PVR Inox, the country’s largest multiplex chain, posted consolidated net loss of ₹129.7 crore in the fourth quarter ended March 31, 2024, dented by weak box office collections during the January-March period, which turned out to be the weakest quarter of the year. The company had posted a net loss of ₹334 crore in the same period last year. Post Q4 results, PVR Inox shares ended 1.43% lower at ₹1,298 on the BSE.

During the quarter under review, total revenue rose by 12% to ₹1,305.5 crore from ₹1,164.9 crore in the corresponding period last year, as per the earnings report released by the company today.

On the operating front, EBITDA stood at ₹327.5 crore, registering a growth of 14.7% over ₹285.6 crore in the year ago period. The margin improved to 25.1% from 24.5% in the same period last year.

Ajay Bijli, Managing Director, PVR Inox, says, "Our endeavour is to redefine our growth strategy, focus on fixed cost reduction thus improving profitability resulting in enhanced return on capital and free cash flow generation.”

For the full financial year 2023-24, the net loss of PVR Inox narrowed significantly to ₹32.7 crore from ₹336.4 crore in the previous fiscal. The revenue surged 63.5% to ₹6,263.7 crore compared with ₹3,829.7 crore in FY23. The EBITDA jumped 74.5% to ₹1,966.7 crore from ₹1,126.8 crore in the last fiscal.

The multiplex chain operator in its earnings report says that the full year (FY24) results “are not comparable with earlier periods" as the merger between PVR and its rival INOX Leisure became effective from February 6, 2023.

As per the company, it has been working hard to achieve the full potential of the merger. “Right after the merger was consummated, we had guided for annual EBITDA level synergies of ₹225 crore which will be achieved over 12-24 months. We are happy to update that the integration process has been moving along well and has produced significant operational savings,” says the company.

During the year, the company achieved a total EBITDA level synergy of ₹185– 208 crore. Of this, the box office contributes around ₹89–97 crore, food & beverage contributes in the range of ₹34–40 crore, savings on manpower & other overheads contribute around ₹62–71 crore. “While a large part of the merger synergies we had guided for has been achieved in FY24, we expect to realise further synergies in FY25 as well. The full impact of these synergies would be visible as occupancies improve,” it adds.

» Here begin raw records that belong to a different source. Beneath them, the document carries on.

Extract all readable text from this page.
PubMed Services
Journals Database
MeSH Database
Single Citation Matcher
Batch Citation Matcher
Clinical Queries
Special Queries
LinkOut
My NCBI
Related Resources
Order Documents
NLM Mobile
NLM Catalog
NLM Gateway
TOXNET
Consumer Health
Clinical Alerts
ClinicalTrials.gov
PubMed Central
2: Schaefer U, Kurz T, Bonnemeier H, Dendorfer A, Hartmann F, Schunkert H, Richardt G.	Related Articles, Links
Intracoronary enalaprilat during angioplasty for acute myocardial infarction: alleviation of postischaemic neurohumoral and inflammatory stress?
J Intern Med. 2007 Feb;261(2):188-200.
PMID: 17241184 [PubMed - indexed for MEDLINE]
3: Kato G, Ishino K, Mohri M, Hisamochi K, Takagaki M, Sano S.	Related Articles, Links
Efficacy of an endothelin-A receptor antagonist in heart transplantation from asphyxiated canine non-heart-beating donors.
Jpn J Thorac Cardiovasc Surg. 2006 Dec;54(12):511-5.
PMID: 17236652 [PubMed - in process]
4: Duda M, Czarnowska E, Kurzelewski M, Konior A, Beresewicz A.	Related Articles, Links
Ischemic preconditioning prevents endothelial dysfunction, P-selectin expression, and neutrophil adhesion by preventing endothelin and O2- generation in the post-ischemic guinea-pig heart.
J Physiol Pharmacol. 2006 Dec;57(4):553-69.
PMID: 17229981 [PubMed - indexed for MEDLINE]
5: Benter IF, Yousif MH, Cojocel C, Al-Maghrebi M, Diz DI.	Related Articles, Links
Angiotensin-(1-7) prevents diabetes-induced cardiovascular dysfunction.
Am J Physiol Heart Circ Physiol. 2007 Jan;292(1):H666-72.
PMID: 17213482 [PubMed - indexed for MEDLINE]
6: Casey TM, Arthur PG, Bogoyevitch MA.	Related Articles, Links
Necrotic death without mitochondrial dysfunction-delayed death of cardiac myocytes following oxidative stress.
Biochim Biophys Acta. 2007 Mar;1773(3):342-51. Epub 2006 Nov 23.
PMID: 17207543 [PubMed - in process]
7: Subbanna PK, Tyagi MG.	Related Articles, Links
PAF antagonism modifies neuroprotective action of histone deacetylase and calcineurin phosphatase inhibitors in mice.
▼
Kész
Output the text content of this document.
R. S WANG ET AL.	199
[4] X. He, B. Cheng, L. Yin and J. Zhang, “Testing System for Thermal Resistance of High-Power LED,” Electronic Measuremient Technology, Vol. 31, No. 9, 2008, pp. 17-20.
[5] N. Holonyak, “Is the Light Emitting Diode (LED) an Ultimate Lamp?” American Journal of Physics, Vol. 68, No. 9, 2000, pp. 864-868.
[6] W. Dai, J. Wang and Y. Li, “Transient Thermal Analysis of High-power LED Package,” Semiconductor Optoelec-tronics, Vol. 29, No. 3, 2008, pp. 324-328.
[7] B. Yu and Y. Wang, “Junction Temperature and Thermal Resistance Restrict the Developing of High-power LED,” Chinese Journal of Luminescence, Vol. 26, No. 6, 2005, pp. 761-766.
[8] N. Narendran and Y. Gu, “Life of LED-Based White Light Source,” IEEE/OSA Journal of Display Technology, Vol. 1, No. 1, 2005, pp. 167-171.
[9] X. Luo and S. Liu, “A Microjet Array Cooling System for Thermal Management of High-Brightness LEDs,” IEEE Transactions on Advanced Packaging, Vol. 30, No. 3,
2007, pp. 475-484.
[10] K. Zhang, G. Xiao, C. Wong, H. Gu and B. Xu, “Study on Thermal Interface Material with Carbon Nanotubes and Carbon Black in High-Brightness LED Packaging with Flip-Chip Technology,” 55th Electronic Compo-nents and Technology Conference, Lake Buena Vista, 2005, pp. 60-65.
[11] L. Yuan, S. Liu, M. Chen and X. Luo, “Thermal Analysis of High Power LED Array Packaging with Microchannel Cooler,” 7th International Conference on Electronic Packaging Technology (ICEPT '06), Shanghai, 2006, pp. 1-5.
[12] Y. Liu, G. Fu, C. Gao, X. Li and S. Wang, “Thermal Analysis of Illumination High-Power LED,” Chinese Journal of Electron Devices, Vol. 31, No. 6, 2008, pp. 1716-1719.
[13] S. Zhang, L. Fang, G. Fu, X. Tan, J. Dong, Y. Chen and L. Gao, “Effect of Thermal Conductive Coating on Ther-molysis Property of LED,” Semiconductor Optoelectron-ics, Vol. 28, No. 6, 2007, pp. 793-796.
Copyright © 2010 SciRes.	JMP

The release notes that significant volatility was observed in box office collections during the year. “Quarter ended March 2024 was the weakest quarter of the year.”

As per the company, India box office in January started off on a decent note with ‘Fighter’ (Hindi) grossing ₹255 crore, ‘Hanuman’ (Telugu) (₹238 crore), and month of March saw releases like ‘Shaitaan’ (Hindi) grossing ₹176 crore, which performed well at the box office. However, the overall quarter was muted with admissions of 32.6 million (YoY growth of 7%) and an average ticket price (ATP) of ₹233 (YoY de-growth of -2%). The F&B spend per head (SPH) was ₹129, up 8% YoY.

For the full fiscal FY24, the company recorded 151.4 million admissions (YoY growth of 59%) with an ATP of ₹259, up 8% YoY, and SPH of ₹132 (YoY growth of 3%). This led to a 73% increase in ticket sales, a 64% rise in food & beverage sales, and a 56% boost in Ad sales when compared to proforma figures from FY23, the release highlighted.

In the current quarter, the ongoing Lok Sabha General Elections has also impacted the flow of new releases, which is expected to stabilise by mid-June.

During the year, the company opened 130 new screens and closed 85 underperforming screening, resulting in net addition of 45 screens. Currently, the screen portfolio includes 1,748 screens in 360 cinemas across 112 cities in India and Sri Lanka. The company generated free cash flow of ₹115.8 crore during the year and used it to reduce its net debt from ₹1,430.4 crore on March 31, 2023 to ₹1,294 crore on March 31, 2024.